The pay gap between men and women has blown out to be the biggest in 20 years, largely because of the hefty salaries paid in the mining and construction industries.
On average, men in full-time work are being paid nearly $15,000 more a year than women, data from the Australian Bureau of Statistics shows.
For part-time workers, the gender pay gap would be wider because a higher proportion of women are in casual jobs.
CommSec economist Savanth Sebastian says the pay gap is linked to large salaries paid in the mining and construction industries, which are traditionally dominated by men.
He said although pay rises in the mining sector have been slowing in the past year, it is still the best-paid industry.
"Now that the mining sector seems to be coming off, it's more of a combination of mining and construction that are the best paid, the more male-dominated industries," he said.
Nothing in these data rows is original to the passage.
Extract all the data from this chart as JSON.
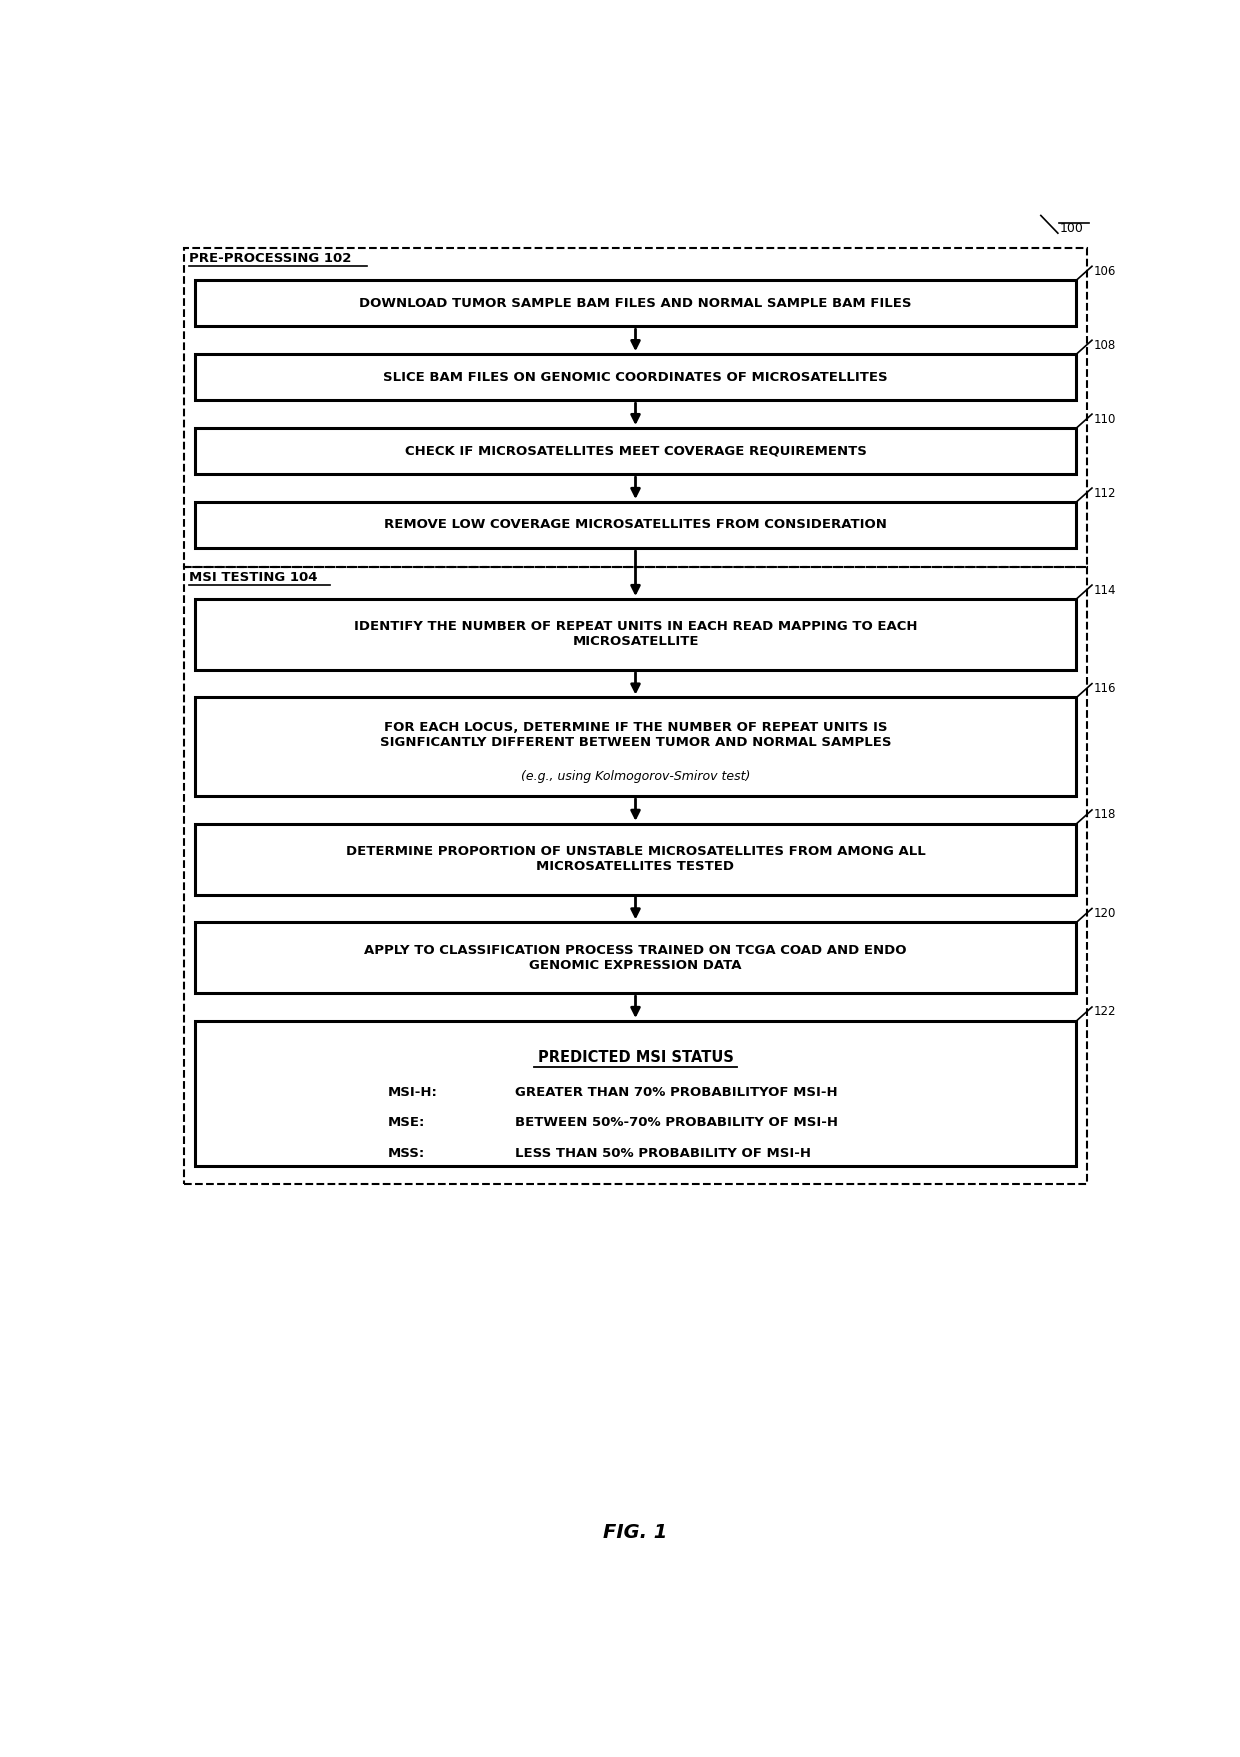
{
  "fig_label": "FIG. 1",
  "main_ref": "100",
  "background_color": "#ffffff",
  "section1_label": "PRE-PROCESSING 102",
  "section2_label": "MSI TESTING 104",
  "box106_text": "DOWNLOAD TUMOR SAMPLE BAM FILES AND NORMAL SAMPLE BAM FILES",
  "box108_text": "SLICE BAM FILES ON GENOMIC COORDINATES OF MICROSATELLITES",
  "box110_text": "CHECK IF MICROSATELLITES MEET COVERAGE REQUIREMENTS",
  "box112_text": "REMOVE LOW COVERAGE MICROSATELLITES FROM CONSIDERATION",
  "box114_text": "IDENTIFY THE NUMBER OF REPEAT UNITS IN EACH READ MAPPING TO EACH\nMICROSATELLITE",
  "box116_main": "FOR EACH LOCUS, DETERMINE IF THE NUMBER OF REPEAT UNITS IS\nSIGNFICANTLY DIFFERENT BETWEEN TUMOR AND NORMAL SAMPLES",
  "box116_italic": "(e.g., using Kolmogorov-Smirov test)",
  "box118_text": "DETERMINE PROPORTION OF UNSTABLE MICROSATELLITES FROM AMONG ALL\nMICROSATELLITES TESTED",
  "box120_text": "APPLY TO CLASSIFICATION PROCESS TRAINED ON TCGA COAD AND ENDO\nGENOMIC EXPRESSION DATA",
  "box122_title": "PREDICTED MSI STATUS",
  "box122_rows": [
    {
      "label": "MSI-H:",
      "text": "GREATER THAN 70% PROBABILITYOF MSI-H"
    },
    {
      "label": "MSE:",
      "text": "BETWEEN 50%-70% PROBABILITY OF MSI-H"
    },
    {
      "label": "MSS:",
      "text": "LESS THAN 50% PROBABILITY OF MSI-H"
    }
  ],
  "refs": [
    "106",
    "108",
    "110",
    "112",
    "114",
    "116",
    "118",
    "120",
    "122"
  ]
}
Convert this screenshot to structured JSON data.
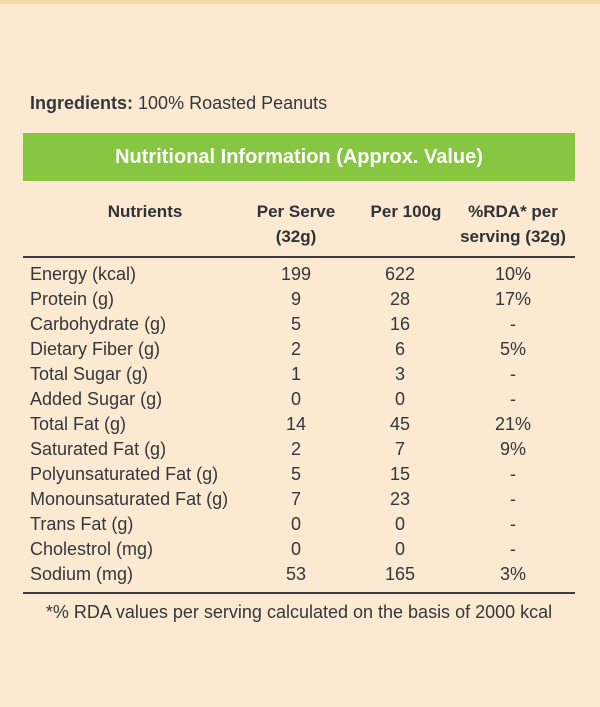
{
  "ingredients": {
    "label": "Ingredients:",
    "value": "100% Roasted Peanuts"
  },
  "table": {
    "title": "Nutritional Information (Approx. Value)",
    "headers": {
      "nutrients": "Nutrients",
      "per_serve_line1": "Per Serve",
      "per_serve_line2": "(32g)",
      "per_100g": "Per 100g",
      "rda_line1": "%RDA* per",
      "rda_line2": "serving (32g)"
    },
    "rows": [
      {
        "name": "Energy (kcal)",
        "per_serve": "199",
        "per_100g": "622",
        "rda": "10%"
      },
      {
        "name": "Protein (g)",
        "per_serve": "9",
        "per_100g": "28",
        "rda": "17%"
      },
      {
        "name": "Carbohydrate (g)",
        "per_serve": "5",
        "per_100g": "16",
        "rda": "-"
      },
      {
        "name": "Dietary Fiber (g)",
        "per_serve": "2",
        "per_100g": "6",
        "rda": "5%"
      },
      {
        "name": "Total Sugar (g)",
        "per_serve": "1",
        "per_100g": "3",
        "rda": "-"
      },
      {
        "name": "Added Sugar (g)",
        "per_serve": "0",
        "per_100g": "0",
        "rda": "-"
      },
      {
        "name": "Total Fat (g)",
        "per_serve": "14",
        "per_100g": "45",
        "rda": "21%"
      },
      {
        "name": "Saturated Fat (g)",
        "per_serve": "2",
        "per_100g": "7",
        "rda": "9%"
      },
      {
        "name": "Polyunsaturated Fat (g)",
        "per_serve": "5",
        "per_100g": "15",
        "rda": "-"
      },
      {
        "name": "Monounsaturated Fat (g)",
        "per_serve": "7",
        "per_100g": "23",
        "rda": "-"
      },
      {
        "name": "Trans Fat (g)",
        "per_serve": "0",
        "per_100g": "0",
        "rda": "-"
      },
      {
        "name": "Cholestrol (mg)",
        "per_serve": "0",
        "per_100g": "0",
        "rda": "-"
      },
      {
        "name": "Sodium (mg)",
        "per_serve": "53",
        "per_100g": "165",
        "rda": "3%"
      }
    ],
    "footnote": "*% RDA values per serving calculated on the basis of 2000 kcal"
  },
  "colors": {
    "background": "#fbe9d2",
    "title_bar": "#86c641",
    "text": "#34373b",
    "rule": "#3a3d45"
  }
}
"To some degree, banking and finance as well - professional services."
Meanwhile there is very sluggish pay growth in industries which are traditionally dominated by women, such as accommodation, food services and retail.
"The mining wage is about two and a half times what you'd get in the retail sector," Mr Sebastian said.
Mr Savanth said the pay gap between men and women is likely to widen over the coming year as housing construction increases.
The pay gap between men and women increased by almost eight per cent in the 12 months to May, the fastest pace in three years, the ABS data showed.
Average ordinary full-time gross earnings for men came in at $1,560.50 a week, while women earned $1,274.40.
Men in the mining sector earned $2,585.20, while women workers received $1,970.20.